To investigate the effects of small interfering RNA (siRNA)-mediated silencing of the ribonucleotide reductase M2 subunit (RRM2) on the apoptosis and the drug sensitivity of cisplatin-resistant SKOV3/DDP cells.Small interfering RNA transfection was mediated by lipofectamine 2000 to silence RRM2 gene. Messenger RNA (mRNA), and protein expression levels of RRM2 were evaluated by real-time polymerase chain reaction and Western blot after transfection. The cell growth inhibition rate was evaluated by 3-(4,5-dimethylthiazol-2-yl)-2,5-diphenyltetrazolium bromide.

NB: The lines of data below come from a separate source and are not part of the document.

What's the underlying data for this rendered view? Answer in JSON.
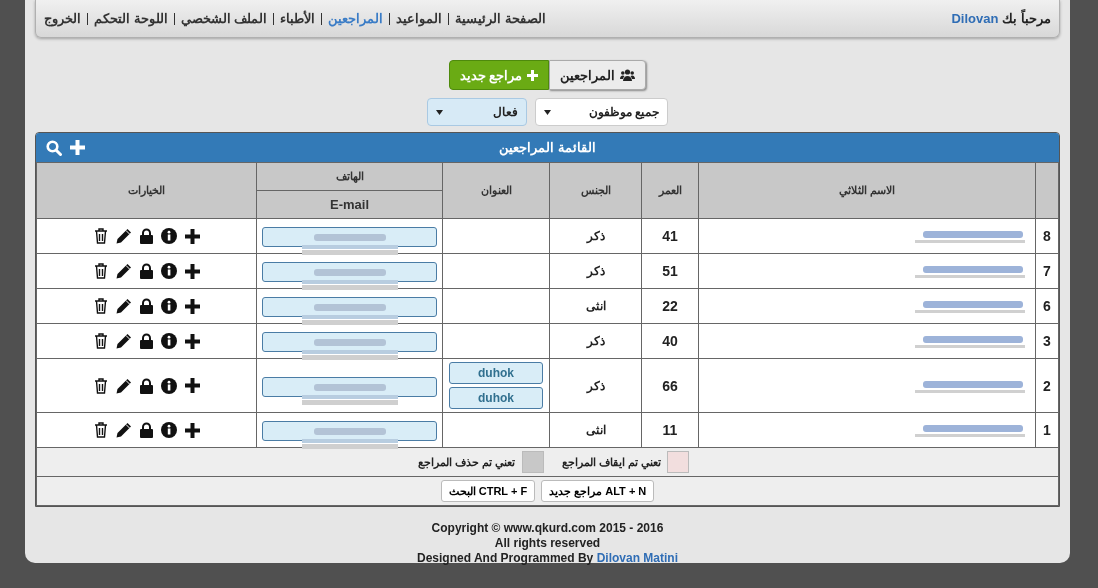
{
  "header": {
    "greeting": "مرحباً بك",
    "user": "Dilovan",
    "nav": [
      {
        "label": "الصفحة الرئيسية",
        "selected": false
      },
      {
        "label": "المواعيد",
        "selected": false
      },
      {
        "label": "المراجعين",
        "selected": true
      },
      {
        "label": "الأطباء",
        "selected": false
      },
      {
        "label": "الملف الشخصي",
        "selected": false
      },
      {
        "label": "اللوحة التحكم",
        "selected": false
      },
      {
        "label": "الخروج",
        "selected": false
      }
    ]
  },
  "toolbar": {
    "patients_button": "المراجعين",
    "new_button": "مراجع جديد"
  },
  "filters": [
    {
      "value": "جميع موظفون",
      "kind": "plain"
    },
    {
      "value": "فعال",
      "kind": "highlighted"
    }
  ],
  "panel": {
    "title": "القائمة المراجعين"
  },
  "table": {
    "columns": {
      "name": "الاسم الثلاثي",
      "age": "العمر",
      "gender": "الجنس",
      "address": "العنوان",
      "phone": "الهاتف",
      "email": "E-mail",
      "options": "الخيارات"
    },
    "rows": [
      {
        "index": "8",
        "age": "41",
        "gender": "ذكر",
        "addresses": []
      },
      {
        "index": "7",
        "age": "51",
        "gender": "ذكر",
        "addresses": []
      },
      {
        "index": "6",
        "age": "22",
        "gender": "انثى",
        "addresses": []
      },
      {
        "index": "3",
        "age": "40",
        "gender": "ذكر",
        "addresses": []
      },
      {
        "index": "2",
        "age": "66",
        "gender": "ذكر",
        "addresses": [
          "duhok",
          "duhok"
        ]
      },
      {
        "index": "1",
        "age": "11",
        "gender": "انثى",
        "addresses": []
      }
    ]
  },
  "legend": [
    {
      "label": "تعني تم ايقاف المراجع",
      "color": "#f2dede"
    },
    {
      "label": "تعني تم حذف المراجع",
      "color": "#c8c8c8"
    }
  ],
  "shortcuts": [
    "ALT + N مراجع جديد",
    "CTRL + F البحث"
  ],
  "footer": {
    "copyright": "Copyright © www.qkurd.com 2015 - 2016",
    "rights": "All rights reserved",
    "designed_by": "Designed And Programmed By",
    "author": "Dilovan Matini"
  }
}
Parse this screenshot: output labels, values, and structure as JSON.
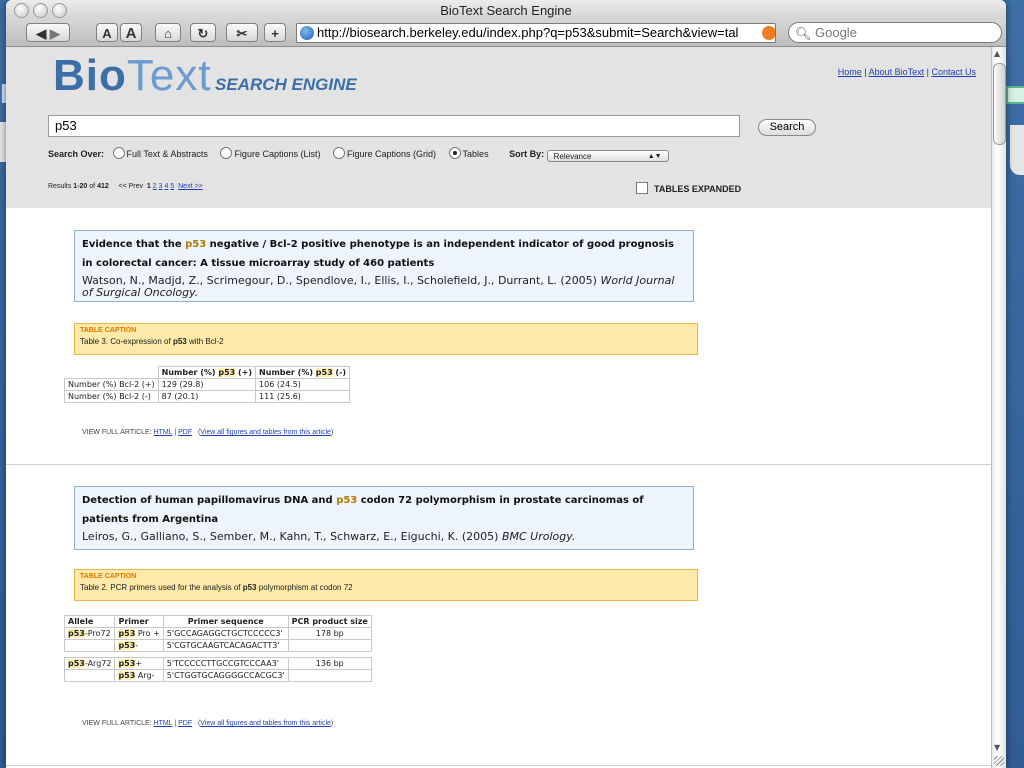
{
  "window": {
    "title": "BioText Search Engine"
  },
  "toolbar": {
    "text_smaller": "A",
    "text_larger": "A",
    "home_icon": "⌂",
    "reload_icon": "↻",
    "snap_icon": "✂",
    "add_icon": "+",
    "url": "http://biosearch.berkeley.edu/index.php?q=p53&submit=Search&view=tal",
    "search_placeholder": "Google"
  },
  "header": {
    "logo_bold": "Bio",
    "logo_light": "Text",
    "logo_sub": "SEARCH ENGINE",
    "links": [
      "Home",
      "About BioText",
      "Contact Us"
    ],
    "query": "p53",
    "search_button": "Search",
    "search_over_label": "Search Over:",
    "search_options": [
      {
        "label": "Full Text & Abstracts",
        "selected": false
      },
      {
        "label": "Figure Captions (List)",
        "selected": false
      },
      {
        "label": "Figure Captions (Grid)",
        "selected": false
      },
      {
        "label": "Tables",
        "selected": true
      }
    ],
    "sort_label": "Sort By:",
    "sort_value": "Relevance",
    "results_prefix": "Results",
    "results_range": "1-20",
    "results_of": "of",
    "results_total": "412",
    "prev_label": "<< Prev",
    "current_page": "1",
    "pages": [
      "2",
      "3",
      "4",
      "5"
    ],
    "next_label": "Next >>",
    "tables_expanded": "TABLES EXPANDED"
  },
  "results": [
    {
      "title_parts": [
        "Evidence that the ",
        "p53",
        " negative / Bcl-2 positive phenotype is an independent indicator of good prognosis in colorectal cancer: A tissue microarray study of 460 patients"
      ],
      "authors": "Watson, N., Madjd, Z., Scrimegour, D., Spendlove, I., Ellis, I., Scholefield, J., Durrant, L. (2005)",
      "journal": "World Journal of Surgical Oncology.",
      "caption_label": "TABLE CAPTION",
      "caption_parts": [
        "Table 3. Co-expression of ",
        "p53",
        " with Bcl-2"
      ],
      "table": {
        "headers": [
          "",
          "Number (%) p53 (+)",
          "Number (%) p53 (-)"
        ],
        "rows": [
          [
            "Number (%) Bcl-2 (+)",
            "129 (29.8)",
            "106 (24.5)"
          ],
          [
            "Number (%) Bcl-2 (-)",
            "87 (20.1)",
            "111 (25.6)"
          ]
        ]
      },
      "view_full": "VIEW FULL ARTICLE:",
      "html_link": "HTML",
      "sep": "|",
      "pdf_link": "PDF",
      "all_link": "View all figures and tables from this article"
    },
    {
      "title_parts": [
        "Detection of human papillomavirus DNA and ",
        "p53",
        " codon 72 polymorphism in prostate carcinomas of patients from Argentina"
      ],
      "authors": "Leiros, G., Galliano, S., Sember, M., Kahn, T., Schwarz, E., Eiguchi, K. (2005)",
      "journal": "BMC Urology.",
      "caption_label": "TABLE CAPTION",
      "caption_parts": [
        "Table 2. PCR primers used for the analysis of ",
        "p53",
        " polymorphism at codon 72"
      ],
      "table": {
        "headers": [
          "Allele",
          "Primer",
          "Primer sequence",
          "PCR product size"
        ],
        "rows": [
          [
            "p53-Pro72",
            "p53 Pro +",
            "5'GCCAGAGGCTGCTCCCCC3'",
            "178 bp"
          ],
          [
            "",
            "p53-",
            "5'CGTGCAAGTCACAGACTT3'",
            ""
          ],
          [
            "p53-Arg72",
            "p53+",
            "5'TCCCCCTTGCCGTCCCAA3'",
            "136 bp"
          ],
          [
            "",
            "p53 Arg-",
            "5'CTGGTGCAGGGGCCACGC3'",
            ""
          ]
        ]
      },
      "view_full": "VIEW FULL ARTICLE:",
      "html_link": "HTML",
      "sep": "|",
      "pdf_link": "PDF",
      "all_link": "View all figures and tables from this article"
    }
  ],
  "background": {
    "letter": "B"
  }
}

The cellular apoptosis and cycling was identified by flow cytometry (FCM).The messenger RNA and protein expression levels of RRM2 markedly decreased after the RRM2 siRNA transfection. The half inhibition concentration of cisplatin in RRM2-RNA interference cells (interference group) was lower than that in RRM2-negative cells (noninterference group) and the SKOV3/DDP cells (blank control group) (P = 0.032). Small interfering RNA-mediated inhibition of RRM2 effectively induced G1/S-phase cell cycle arrest and increased drug (gemcitabine and cisplatin)-induced apoptotic fraction at 72 hours ( (96% ± 3.0)%) after transfection (P < 0.05).Small interfering RNA-mediated RRM2 knockdown significantly reversed SKOV3/DDP cell resistance to cisplatin. RNA interference technology combined with gemcitabine and cisplatin can effectively improve the apoptosis rate of the cisplatin-resistant ovarian cancer cell, which is expected to become the first-line treatment options for the cisplatin-resistant ovarian cancer.